The best lunch in Oxford…
29 September 2014
Carolyne Culver, Kellogg fellow and Head of Communications in the Mathematical, Physical and Life Sciences Division, reminds us of the need for effective and timely communication in order to ensure that the University of Oxford remains a leader in global higher education.
Kellogg serves the best lunches at Oxford. That’s what we should say to anyone who jests about cornflakes! And it’s true. Having visited a number of other colleges for lunch – and enjoyed the company of the colleagues who kindly invited me – there has sometimes been a hint of school dinners about the experience.
Last week a number of fellows and staff gathered to discuss how the college ought to communicate with its various audiences, from prospective students to alumni. We agreed that the sense of community we enjoy, not least because we all eat together informally, was an important message to convey to those wondering which college to choose.
We hope that new members of college are enjoying the current packed programme of welcome events, and that it provides them with a reassuring insight into the community that they can enjoy being a part of over the coming years.
Our role in the community and making a contribution to society beyond our walls is also important, College staff and the MCR raised money last week in support of Macmillan Cancer Support as we took part in the charity’s World’s Biggest Coffee morning. You can see photos from the event on the College Instagram and Twitter accounts.
I have recently ‘defected’ from the central University offices at Wellington Square to the Mathematical, Physical and Life Sciences Division to be their first Head of Communications. This is a fantastic opportunity to indulge my interest in science and work more closely with the academics and researchers in the Science Area. It’s also a good excuse to have meetings in the cafe at the Natural History Museum, opposite our offices, and gaze down on the T-Rex and dodo. I’m still close to college too!
There are many challenges that we face, for example sustaining and improving facilities in the Science Area, but there is also much to celebrate. Research income and philanthropic gifts continue to grow, as do the number of spin outs. MPLS spin out Natural Motion resulted in more than £30 million in cash and shares for the University. The work of many academics, researchers and graduate students has been recognised by national and international bodies, and our success in securing funds for several Doctoral Training Centres means we can train the researchers of the future.
Communicating the strength of Oxford research and getting the recognition it deserves is something that the departments, divisional offices, Begbroke Science Park and Isis Innovation work hard to achieve. However, we must never make the mistake of thinking the outside world understands and acknowledges our research strengths and our stature, and that we have nothing to learn from others. We face some almighty competition, within this country and globally, and our strength – academic freedom underpinned by the principle of subsidiarity – is also our weakness when it comes to communication. In such a complex organisation it is a challenge to find out what who is doing what, and where, and ensuring that this information is shared with the people who need to hear about it.

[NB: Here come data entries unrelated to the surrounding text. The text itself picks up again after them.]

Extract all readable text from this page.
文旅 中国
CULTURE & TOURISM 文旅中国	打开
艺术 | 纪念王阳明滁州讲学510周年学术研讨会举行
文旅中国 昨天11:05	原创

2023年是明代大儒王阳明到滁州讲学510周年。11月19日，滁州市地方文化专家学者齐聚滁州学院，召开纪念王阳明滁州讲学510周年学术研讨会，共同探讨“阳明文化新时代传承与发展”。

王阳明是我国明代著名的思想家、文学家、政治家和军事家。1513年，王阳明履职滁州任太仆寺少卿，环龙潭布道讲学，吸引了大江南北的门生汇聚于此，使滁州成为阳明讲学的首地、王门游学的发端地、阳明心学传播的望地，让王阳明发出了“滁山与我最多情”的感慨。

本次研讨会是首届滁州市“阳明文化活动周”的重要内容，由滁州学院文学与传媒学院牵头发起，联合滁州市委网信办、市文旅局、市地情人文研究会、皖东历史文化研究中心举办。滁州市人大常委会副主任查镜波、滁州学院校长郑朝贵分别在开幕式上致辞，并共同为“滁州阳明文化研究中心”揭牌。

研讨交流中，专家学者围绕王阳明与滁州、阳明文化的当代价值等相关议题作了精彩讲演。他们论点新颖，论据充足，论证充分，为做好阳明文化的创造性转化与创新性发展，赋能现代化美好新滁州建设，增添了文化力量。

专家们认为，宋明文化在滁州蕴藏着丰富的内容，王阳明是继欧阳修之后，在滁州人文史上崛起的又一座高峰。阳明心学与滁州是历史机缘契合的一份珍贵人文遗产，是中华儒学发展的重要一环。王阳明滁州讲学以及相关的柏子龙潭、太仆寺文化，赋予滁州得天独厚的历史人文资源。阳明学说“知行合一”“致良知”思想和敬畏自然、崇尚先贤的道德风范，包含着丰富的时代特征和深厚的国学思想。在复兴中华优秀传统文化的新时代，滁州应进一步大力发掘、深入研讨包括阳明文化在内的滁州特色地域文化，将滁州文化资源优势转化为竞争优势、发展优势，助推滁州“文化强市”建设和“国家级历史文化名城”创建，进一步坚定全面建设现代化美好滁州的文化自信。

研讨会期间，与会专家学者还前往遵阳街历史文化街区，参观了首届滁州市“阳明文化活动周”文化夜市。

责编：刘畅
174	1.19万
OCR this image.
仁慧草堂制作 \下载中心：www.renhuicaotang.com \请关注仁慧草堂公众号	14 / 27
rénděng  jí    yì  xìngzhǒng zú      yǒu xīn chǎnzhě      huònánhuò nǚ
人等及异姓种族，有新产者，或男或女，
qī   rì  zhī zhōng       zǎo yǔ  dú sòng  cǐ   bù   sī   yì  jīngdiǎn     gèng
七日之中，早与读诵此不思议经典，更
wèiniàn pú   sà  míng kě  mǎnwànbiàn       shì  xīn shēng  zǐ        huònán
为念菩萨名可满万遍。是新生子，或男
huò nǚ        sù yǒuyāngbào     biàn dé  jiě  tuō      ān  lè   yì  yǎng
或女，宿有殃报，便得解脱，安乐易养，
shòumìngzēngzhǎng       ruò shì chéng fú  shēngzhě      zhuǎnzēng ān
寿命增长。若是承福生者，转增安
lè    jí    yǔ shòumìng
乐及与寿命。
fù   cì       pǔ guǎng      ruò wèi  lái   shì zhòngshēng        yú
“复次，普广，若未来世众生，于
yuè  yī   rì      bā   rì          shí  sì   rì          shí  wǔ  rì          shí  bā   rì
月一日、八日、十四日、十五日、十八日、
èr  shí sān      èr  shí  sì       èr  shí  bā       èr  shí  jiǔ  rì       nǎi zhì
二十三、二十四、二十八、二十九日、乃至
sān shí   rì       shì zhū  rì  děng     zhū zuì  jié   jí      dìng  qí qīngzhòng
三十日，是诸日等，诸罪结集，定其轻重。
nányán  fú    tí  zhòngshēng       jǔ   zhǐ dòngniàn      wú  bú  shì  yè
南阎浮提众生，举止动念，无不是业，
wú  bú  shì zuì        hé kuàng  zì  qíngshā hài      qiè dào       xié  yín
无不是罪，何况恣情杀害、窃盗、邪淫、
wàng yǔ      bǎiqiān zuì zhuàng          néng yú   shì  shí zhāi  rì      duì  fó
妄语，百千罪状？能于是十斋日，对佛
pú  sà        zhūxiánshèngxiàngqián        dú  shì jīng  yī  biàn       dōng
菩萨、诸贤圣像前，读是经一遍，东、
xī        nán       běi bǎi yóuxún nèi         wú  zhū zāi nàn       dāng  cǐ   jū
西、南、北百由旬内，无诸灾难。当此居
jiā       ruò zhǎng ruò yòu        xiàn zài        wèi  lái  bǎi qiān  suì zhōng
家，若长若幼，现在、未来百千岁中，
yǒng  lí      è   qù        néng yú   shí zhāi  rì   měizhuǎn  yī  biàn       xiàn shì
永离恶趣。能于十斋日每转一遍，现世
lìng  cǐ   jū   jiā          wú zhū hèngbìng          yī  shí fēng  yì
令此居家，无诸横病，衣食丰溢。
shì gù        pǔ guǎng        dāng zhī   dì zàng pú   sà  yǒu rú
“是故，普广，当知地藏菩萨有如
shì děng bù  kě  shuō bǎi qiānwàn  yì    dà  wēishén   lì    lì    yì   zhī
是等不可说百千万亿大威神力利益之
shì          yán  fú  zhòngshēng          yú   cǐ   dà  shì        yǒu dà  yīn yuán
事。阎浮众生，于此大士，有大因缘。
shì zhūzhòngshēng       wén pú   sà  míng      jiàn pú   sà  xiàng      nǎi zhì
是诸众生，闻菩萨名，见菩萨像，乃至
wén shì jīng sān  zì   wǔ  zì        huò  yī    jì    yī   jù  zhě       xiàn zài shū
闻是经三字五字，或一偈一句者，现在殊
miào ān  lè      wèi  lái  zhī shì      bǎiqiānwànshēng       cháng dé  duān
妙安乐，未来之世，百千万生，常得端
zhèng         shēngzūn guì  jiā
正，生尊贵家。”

Information about researchers, their projects and their publications are spread across many websites. This is something that we need to resolve for the sake of members of the University who wish to collaborate with one another, and outsiders who want to find out more about our research and how they might be able to benefit from, and fund it. So this is a plea that we remember that effective and timely communication – upwards, downwards and sideways – is a challenge for all of us, and is necessary for any university to remain cutting edge.
If any fellows or students based in MPLS departments would like to meet and share ideas, I would be happy to do so – and we can enjoy the best lunch in Oxford at the same time!